Jun 23 2006
Kaitag Embroideries - Design Origins
Why are Kaitag embroideries so finely worked when their designs are so bold and graphic?
Textile designs made up of sinuous, curving forms are usually attributable to the influence of other media – painting, sculpture and metalwork. Weavers tend to design forms that lend themselves to the vertical-horizontal structure and technique of warp and weft, unless they are motivated to copy or adapt a design from another art form. Among textiles, embroideries lend themselves most readily to curvilinear design since the fine-scale needlework technique is independent of the rectilinear structure of weaving.
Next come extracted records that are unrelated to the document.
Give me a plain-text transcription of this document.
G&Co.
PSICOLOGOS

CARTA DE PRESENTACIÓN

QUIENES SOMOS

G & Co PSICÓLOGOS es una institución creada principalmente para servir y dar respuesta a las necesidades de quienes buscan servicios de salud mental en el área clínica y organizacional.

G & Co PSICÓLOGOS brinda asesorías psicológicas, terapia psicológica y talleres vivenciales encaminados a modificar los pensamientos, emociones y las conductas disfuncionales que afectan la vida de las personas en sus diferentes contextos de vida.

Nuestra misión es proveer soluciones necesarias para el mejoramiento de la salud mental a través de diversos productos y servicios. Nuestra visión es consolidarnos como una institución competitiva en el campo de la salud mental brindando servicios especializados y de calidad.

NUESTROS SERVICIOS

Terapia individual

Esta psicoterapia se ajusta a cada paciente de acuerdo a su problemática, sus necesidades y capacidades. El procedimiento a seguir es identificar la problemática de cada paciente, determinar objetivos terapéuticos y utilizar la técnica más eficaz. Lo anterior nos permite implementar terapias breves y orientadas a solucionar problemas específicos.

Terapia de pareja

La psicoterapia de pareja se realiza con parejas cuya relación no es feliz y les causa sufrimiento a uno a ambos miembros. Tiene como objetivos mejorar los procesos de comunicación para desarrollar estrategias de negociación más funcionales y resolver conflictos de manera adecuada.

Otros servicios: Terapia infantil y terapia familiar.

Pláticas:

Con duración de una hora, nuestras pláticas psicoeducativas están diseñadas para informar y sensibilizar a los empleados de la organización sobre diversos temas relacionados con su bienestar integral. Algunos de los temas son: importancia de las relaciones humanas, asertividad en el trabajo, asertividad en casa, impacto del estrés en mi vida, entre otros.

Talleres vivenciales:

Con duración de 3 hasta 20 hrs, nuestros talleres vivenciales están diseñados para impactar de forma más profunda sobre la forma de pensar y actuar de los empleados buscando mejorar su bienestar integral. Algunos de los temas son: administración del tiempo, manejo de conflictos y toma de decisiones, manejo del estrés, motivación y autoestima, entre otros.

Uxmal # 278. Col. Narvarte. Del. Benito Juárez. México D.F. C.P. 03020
Suzanis and Kashmir shawls with their circles, scallops, and botehs illustrate this quite well. They depend ultimately on the design repertory of Islamic minor arts and architectural ornament. Kaitag embroideries from the Caucasus, however, are a special case in point because they reflect another textile technique independent of weaving, that of felt appliqué. Typical Kaitag designs like the one shown here have losanges filled by voluted cross forms, or linked chains of small voluted fleur-de-lis. They are immediately comparable to Uzbek and other Central Asian nomadic felts, whose curvilinear designs are made up by cutting out appliqués and sewing them onto a ground in a different color. While felt is a form of textile, it is carded, mashed, and pressed, and the appliqué process is completed with sewing. So felt production actually stands apart from weaving proper. It is therefore rather interesting that Kaitag embroiderers seem to have been attracted particularly by the designs of felt appliqué. The immediate models they depended on were almost certainly local Dagestan felts from the eastern Caucasus. These were closely related to the Central Asian felts and were probably introduced into the Caucasus by felt-producing nomadic tribes from beyond Iran. What is so striking about Kaitag embroideries is their boldness. Despite the use of some fine detail in edges or outlines, they tend to preserve a large scale and a strong graphic contrast that are the antithesis of the fine technique of embroidery. To use so many little stitches to make up such a big design is simply mind-boggling. Kaitag embroideries exemplify so well how far an artist is willing to go in adapting his or her technique to a model or inspiration from another medium.